Due to the ongoing success of media tablets, the opportunity for other brands to enter the market has arisen. In the month of October, we can now see 45 per cent more brands competing in the market from the corresponding month of last year. We also can see a 156 per cent growth on the number of different tablets available. Furthermore, the average selling price of media tablets has declined 23 per cent year on year, largely due to the availability of smaller devices.
The growing success of media tablets has had a knock-on effect on notebook sales, which displayed a year-on-year decline of 18 per cent. Consequentially, volume sales of media tablets are 28 per cent higher than notebooks. With no indication of imminent market saturation, coupled with the aforementioned price drop, it is expected that the media tablets domain will continue to grow.
There is hope for mobile computing in the form of the ultrathin computer. With a volume growth of 691 per cent this October compared to the corresponding month of 2011, ultrathin computers are adding buoyancy to mobile computing growth. Early trends show that average selling price reductions in 2012 have led to a spike in sales. Subsequently, ultrathins’ two per cent share of the Mobile Computing Retail panel volume in October 2011 has risen to ten per cent this October. Competitive pricing could be the catalyst to spur ultrathins into the mobile computing top spot. October 2012 saw an average selling price year on year decline of 48.9 per cent, bringing ultrathins to the lowest average price to date. Earlier this year, ultrathins were selling for twice the amount of their bulkier counterparts, but they now boast an average selling price of only £100 more.

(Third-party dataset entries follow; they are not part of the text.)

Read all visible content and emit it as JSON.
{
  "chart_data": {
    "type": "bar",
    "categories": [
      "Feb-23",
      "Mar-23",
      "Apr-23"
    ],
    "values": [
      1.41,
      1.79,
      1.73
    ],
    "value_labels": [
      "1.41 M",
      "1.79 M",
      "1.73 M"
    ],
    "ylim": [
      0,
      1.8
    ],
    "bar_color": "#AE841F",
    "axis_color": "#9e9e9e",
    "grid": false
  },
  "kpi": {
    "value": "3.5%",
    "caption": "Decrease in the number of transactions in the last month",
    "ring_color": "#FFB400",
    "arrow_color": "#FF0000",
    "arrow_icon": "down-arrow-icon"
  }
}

On the other end of the spectrum, netbooks seem to be continuing their fall. We witnessed a 40.7 per cent volume decline in October, even though October saw the most monthly netbook sales in 2012. The contributing factors of this enduring decline are multifold. There are 28.6 per cent less brands and 54.6 per cent less models available this October when compared to last October. In addition, the install base for netbooks is significant, suggesting that most of those who want a netbook already have one. Media tablets are also catching up in ability and price, while surpassing in sleekness. Finally, the price range gap between netbooks and notebooks has been largely abridged, to the effect that consumer selection of the netbook for money saving reasons is becoming less and less likely.